The foundations of India’s foreign policy were laid during the freedom movement when our leaders, even when fighting for independence, were engaged with the great causes of the time. The principles of India’s foreign policy, that emerged then, have stood the test of time: a belief in friendly relations with all countries of the world, the resolution of conflicts by peaceful means, the sovereign equality of all states, independence of thought and action as manifested in the principles of Non-alignment, and equity in the conduct of international relations.
Under the leadership of Jawaharlal Nehru, India was the founder member of the Non-aligned Movement. India has played an active role in strengthening the Movement and making it an effective voice in representing the collective aspirations and interests of the developing countries on such vital issues as development, peace and stability. India hosted the 7th NAM Summit in New Delhi in 1983. In recent years, after the end of the Cold War, our foreign policy has been focused on strengthening the Movement by redefining its priorities in keeping with the changing times.
India has also been in the forefront of the world community in the struggle against colonialism. Indeed, the Independence of India itself played the role of a catalyst in removing the vestiges of colonialism in other parts of the developing world, particularly in Africa. India was also the first country to raise the question of racial discrimination in South Africa in 1946. It was at India’s initiative that the AFRICA (Action for Resistance to Invasion, Colonialism and Apartheid) Fund was set up at the 8th NAM Summit in Harare in 1986.India was the Chairman of the AFRICA Fund Committee, which wound up in 1993.

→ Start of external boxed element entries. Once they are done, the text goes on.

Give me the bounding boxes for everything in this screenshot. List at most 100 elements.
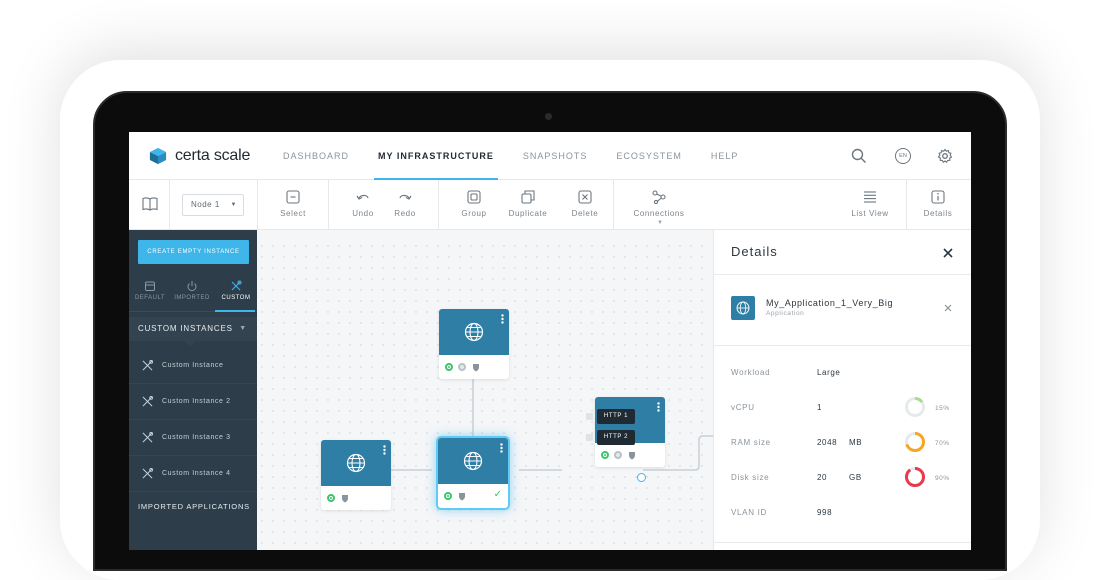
kebab-menu-icon[interactable] bbox=[501, 314, 504, 324]
sidebar-item-custom-instance-3[interactable]: Custom Instance 3 bbox=[129, 420, 257, 456]
vcpu-value: 1 bbox=[817, 403, 823, 412]
details-title: Details bbox=[731, 244, 778, 259]
status-online-icon bbox=[327, 494, 335, 502]
list-view-icon bbox=[864, 191, 876, 203]
connection-handle[interactable] bbox=[637, 473, 646, 482]
nav-help[interactable]: HELP bbox=[711, 132, 739, 180]
shield-icon bbox=[629, 452, 635, 460]
kebab-menu-icon[interactable] bbox=[383, 445, 386, 455]
tools-icon bbox=[142, 468, 153, 479]
node-status-bar bbox=[321, 486, 391, 510]
tools-icon bbox=[142, 432, 153, 443]
group-button[interactable]: Group bbox=[459, 190, 489, 218]
main-nav: DASHBOARD MY INFRASTRUCTURE SNAPSHOTS EC… bbox=[283, 132, 767, 180]
selected-instance-node[interactable]: ✓ bbox=[438, 438, 508, 508]
nav-my-infrastructure[interactable]: MY INFRASTRUCTURE bbox=[374, 132, 498, 180]
camera-dot bbox=[545, 113, 552, 120]
ram-value: 2048 bbox=[817, 438, 838, 447]
node-dropdown[interactable]: Node 1 ▼ bbox=[182, 194, 244, 216]
toolbar-divider bbox=[257, 180, 258, 230]
create-empty-instance-button[interactable]: CREATE EMPTY INSTANCE bbox=[138, 240, 249, 264]
redo-button[interactable]: Redo bbox=[392, 190, 418, 218]
port-handle[interactable] bbox=[586, 413, 593, 420]
tab-default[interactable]: DEFAULT bbox=[129, 280, 171, 301]
connections-button[interactable]: Connections bbox=[631, 190, 687, 218]
group-icon bbox=[467, 190, 481, 204]
remove-application-icon[interactable] bbox=[944, 304, 952, 312]
globe-icon bbox=[463, 451, 483, 471]
top-navigation-bar: certa scale DASHBOARD MY INFRASTRUCTURE … bbox=[129, 132, 971, 180]
power-icon bbox=[187, 281, 197, 292]
sidebar-item-custom-instance-4[interactable]: Custom Instance 4 bbox=[129, 456, 257, 492]
check-icon: ✓ bbox=[493, 489, 502, 500]
duplicate-button[interactable]: Duplicate bbox=[507, 190, 549, 218]
disk-label: Disk size bbox=[731, 473, 770, 482]
instance-node[interactable] bbox=[321, 440, 391, 510]
node-header bbox=[321, 440, 391, 486]
kebab-menu-icon[interactable] bbox=[657, 402, 660, 412]
node-status-bar: ✓ bbox=[438, 484, 508, 508]
close-icon[interactable] bbox=[943, 248, 953, 258]
sidebar-item-custom-instance[interactable]: Custom Instance bbox=[129, 348, 257, 384]
nav-dashboard[interactable]: DASHBOARD bbox=[283, 132, 349, 180]
active-tab-indicator bbox=[215, 310, 255, 312]
delete-icon bbox=[578, 190, 592, 204]
shield-icon bbox=[473, 364, 479, 372]
nav-ecosystem[interactable]: ECOSYSTEM bbox=[616, 132, 682, 180]
sidebar-item-custom-instance-2[interactable]: Custom Instance 2 bbox=[129, 384, 257, 420]
disk-unit: GB bbox=[849, 473, 862, 482]
toolbar-divider bbox=[169, 180, 170, 230]
ram-label: RAM size bbox=[731, 438, 771, 447]
tab-custom[interactable]: CUSTOM bbox=[215, 280, 257, 301]
http-port-label[interactable]: HTTP 1 bbox=[597, 409, 635, 424]
application-name: My_Application_1_Very_Big bbox=[766, 298, 894, 308]
status-online-icon bbox=[444, 492, 452, 500]
application-avatar bbox=[731, 296, 755, 320]
globe-icon bbox=[464, 322, 484, 342]
infrastructure-canvas[interactable]: ✓ HTTP 1 HTTP 2 bbox=[257, 230, 713, 550]
delete-label: Delete bbox=[571, 209, 599, 218]
http-port-label[interactable]: HTTP 2 bbox=[597, 430, 635, 445]
tab-imported[interactable]: IMPORTED bbox=[171, 280, 213, 301]
globe-icon bbox=[736, 301, 750, 315]
tab-custom-label: CUSTOM bbox=[221, 295, 251, 301]
sidebar-item-label: Custom Instance 2 bbox=[162, 398, 231, 405]
custom-instances-header[interactable]: CUSTOM INSTANCES ▼ bbox=[129, 317, 257, 341]
gear-icon[interactable] bbox=[937, 148, 953, 164]
box-icon bbox=[145, 281, 155, 291]
port-handle[interactable] bbox=[586, 434, 593, 441]
status-online-icon bbox=[601, 451, 609, 459]
brand-logo[interactable]: certa scale bbox=[149, 147, 250, 165]
node-dropdown-value: Node 1 bbox=[191, 200, 220, 209]
status-idle-icon bbox=[614, 451, 622, 459]
redo-label: Redo bbox=[394, 209, 416, 218]
app-screen: certa scale DASHBOARD MY INFRASTRUCTURE … bbox=[129, 132, 971, 550]
shield-icon bbox=[459, 493, 465, 501]
search-icon[interactable] bbox=[851, 148, 867, 164]
undo-icon bbox=[356, 194, 369, 200]
caret-down-icon: ▼ bbox=[230, 202, 237, 208]
toolbar-divider bbox=[613, 180, 614, 230]
list-view-button[interactable]: List View bbox=[847, 190, 893, 218]
tools-icon bbox=[142, 396, 153, 407]
select-button[interactable]: Select bbox=[279, 190, 307, 218]
undo-label: Undo bbox=[352, 209, 374, 218]
custom-instances-title: CUSTOM INSTANCES bbox=[138, 324, 233, 333]
delete-button[interactable]: Delete bbox=[568, 190, 602, 218]
sidebar-item-label: Custom Instance bbox=[162, 362, 224, 369]
connections-dropdown-caret-icon[interactable]: ▼ bbox=[657, 220, 663, 226]
node-status-bar bbox=[595, 443, 665, 467]
select-label: Select bbox=[280, 209, 306, 218]
chevron-down-icon: ▼ bbox=[239, 325, 247, 332]
instance-node[interactable] bbox=[439, 309, 509, 379]
nav-snapshots[interactable]: SNAPSHOTS bbox=[523, 132, 588, 180]
toolbar-divider bbox=[328, 180, 329, 230]
imported-applications-header[interactable]: IMPORTED APPLICATIONS bbox=[138, 502, 250, 511]
kebab-menu-icon[interactable] bbox=[500, 443, 503, 453]
globe-icon bbox=[346, 453, 366, 473]
details-button[interactable]: Details bbox=[922, 190, 954, 218]
undo-button[interactable]: Undo bbox=[350, 190, 376, 218]
connections-label: Connections bbox=[633, 209, 685, 218]
language-icon[interactable]: EN bbox=[895, 148, 911, 164]
book-icon[interactable] bbox=[142, 197, 158, 211]
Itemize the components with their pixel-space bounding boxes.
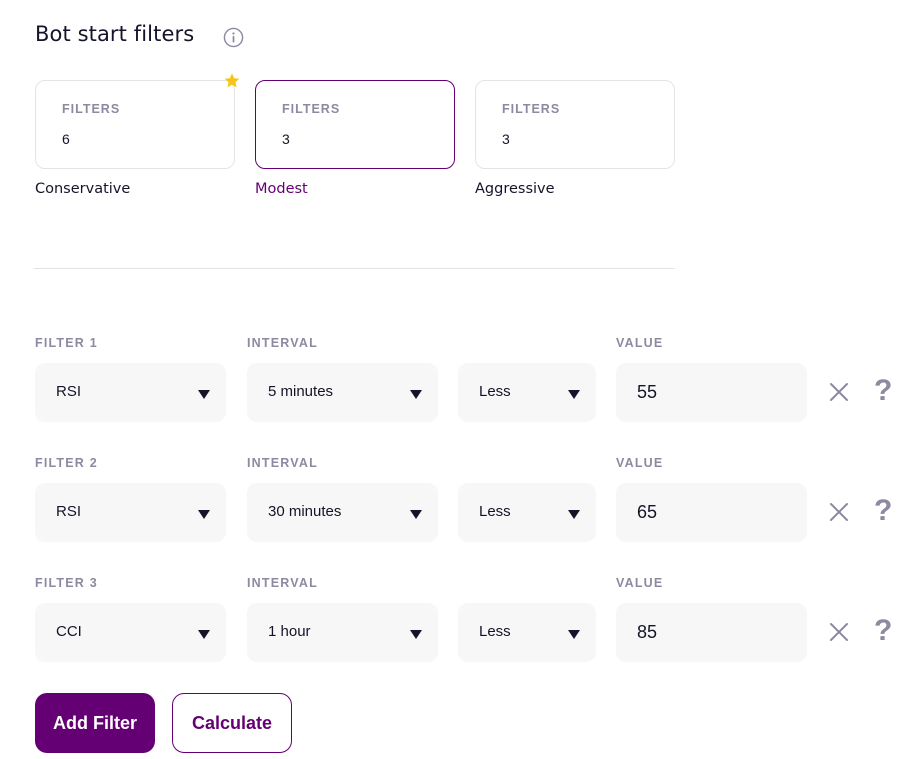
dropdown-arrow-icon [410, 510, 422, 519]
preset-filters-count: 3 [502, 131, 510, 147]
indicator-select-value: CCI [56, 623, 82, 640]
preset-filters-count: 6 [62, 131, 70, 147]
dropdown-arrow-icon [198, 630, 210, 639]
preset-card-aggressive[interactable]: FILTERS 3 [475, 80, 675, 169]
preset-filters-label: FILTERS [282, 102, 341, 116]
star-icon [224, 73, 240, 88]
value-input[interactable] [616, 603, 807, 662]
dropdown-arrow-icon [198, 510, 210, 519]
dropdown-arrow-icon [198, 390, 210, 399]
comparison-select[interactable]: Less [458, 363, 596, 422]
value-input[interactable] [616, 483, 807, 542]
filter-label: FILTER 1 [35, 336, 98, 350]
interval-select-value: 30 minutes [268, 503, 342, 520]
add-filter-button[interactable]: Add Filter [35, 693, 155, 753]
interval-label: INTERVAL [247, 336, 318, 350]
preset-filters-count: 3 [282, 131, 290, 147]
preset-name-modest[interactable]: Modest [255, 181, 308, 197]
value-label: VALUE [616, 336, 664, 350]
preset-name-conservative[interactable]: Conservative [35, 181, 130, 197]
comparison-select[interactable]: Less [458, 483, 596, 542]
help-icon[interactable]: ? [874, 494, 892, 528]
dropdown-arrow-icon [568, 510, 580, 519]
dropdown-arrow-icon [568, 630, 580, 639]
interval-select-value: 5 minutes [268, 383, 334, 400]
comparison-select-value: Less [479, 383, 511, 400]
preset-name-aggressive[interactable]: Aggressive [475, 181, 555, 197]
help-icon[interactable]: ? [874, 614, 892, 648]
interval-select-value: 1 hour [268, 623, 311, 640]
divider [34, 268, 675, 269]
remove-filter-icon[interactable] [829, 502, 849, 522]
comparison-select-value: Less [479, 623, 511, 640]
comparison-select-value: Less [479, 503, 511, 520]
value-input[interactable] [616, 363, 807, 422]
preset-card-modest[interactable]: FILTERS 3 [255, 80, 455, 169]
dropdown-arrow-icon [410, 390, 422, 399]
dropdown-arrow-icon [568, 390, 580, 399]
filter-label: FILTER 2 [35, 456, 98, 470]
page-title: Bot start filters [35, 22, 195, 46]
value-label: VALUE [616, 576, 664, 590]
remove-filter-icon[interactable] [829, 382, 849, 402]
preset-filters-label: FILTERS [62, 102, 121, 116]
indicator-select[interactable]: RSI [35, 483, 226, 542]
filter-label: FILTER 3 [35, 576, 98, 590]
comparison-select[interactable]: Less [458, 603, 596, 662]
preset-card-conservative[interactable]: FILTERS 6 [35, 80, 235, 169]
interval-select[interactable]: 30 minutes [247, 483, 438, 542]
interval-label: INTERVAL [247, 576, 318, 590]
help-icon[interactable]: ? [874, 374, 892, 408]
info-icon[interactable] [223, 27, 244, 48]
interval-select[interactable]: 1 hour [247, 603, 438, 662]
dropdown-arrow-icon [410, 630, 422, 639]
indicator-select-value: RSI [56, 503, 82, 520]
indicator-select[interactable]: CCI [35, 603, 226, 662]
interval-label: INTERVAL [247, 456, 318, 470]
remove-filter-icon[interactable] [829, 622, 849, 642]
indicator-select-value: RSI [56, 383, 82, 400]
preset-filters-label: FILTERS [502, 102, 561, 116]
value-label: VALUE [616, 456, 664, 470]
indicator-select[interactable]: RSI [35, 363, 226, 422]
interval-select[interactable]: 5 minutes [247, 363, 438, 422]
calculate-button[interactable]: Calculate [172, 693, 292, 753]
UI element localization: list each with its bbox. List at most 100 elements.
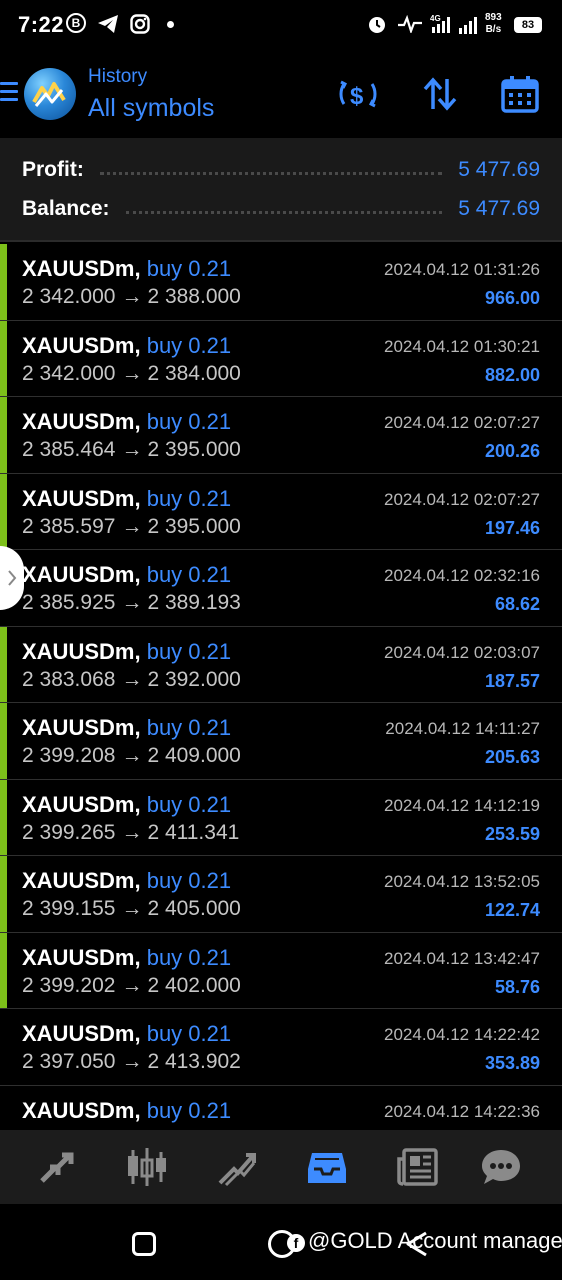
open-price: 2 383.068 bbox=[22, 667, 116, 691]
deal-prices: 2 399.265 → 2 411.341 bbox=[22, 821, 239, 845]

A notable feature of Indian foreign policy has been its strong advocacy of general and complete disarmament, with nuclear disarmament being accorded the highest priority. Towards this end, India has taken several initiatives within the United Nations and outside. In 1988,India presented to the 3rd Session of the UN General Assembly devoted to Disarmament an Action Plan for Ushering in a Nuclear Weapons Free and Non-Violent World Order. In order to highlight international concern about the unprecedented nuclear arms race, India was also a member of the Six-Nation Five-Continent joint Initiative in the 1980s.But while India has remained committed to nuclear disarmament, to be achieved in a time-bound framework, it has consistently and in a principled manner opposed such discriminatory treaties as the Nuclear non-Proliferation Treaty (NPT) and Comprehensive Nuclear Test Ban Treaty (CTBT) and has refused to give up its nuclear options until all countries in the world including nuclear weapon states embrace the idea of nuclear disarmament in a phased manner.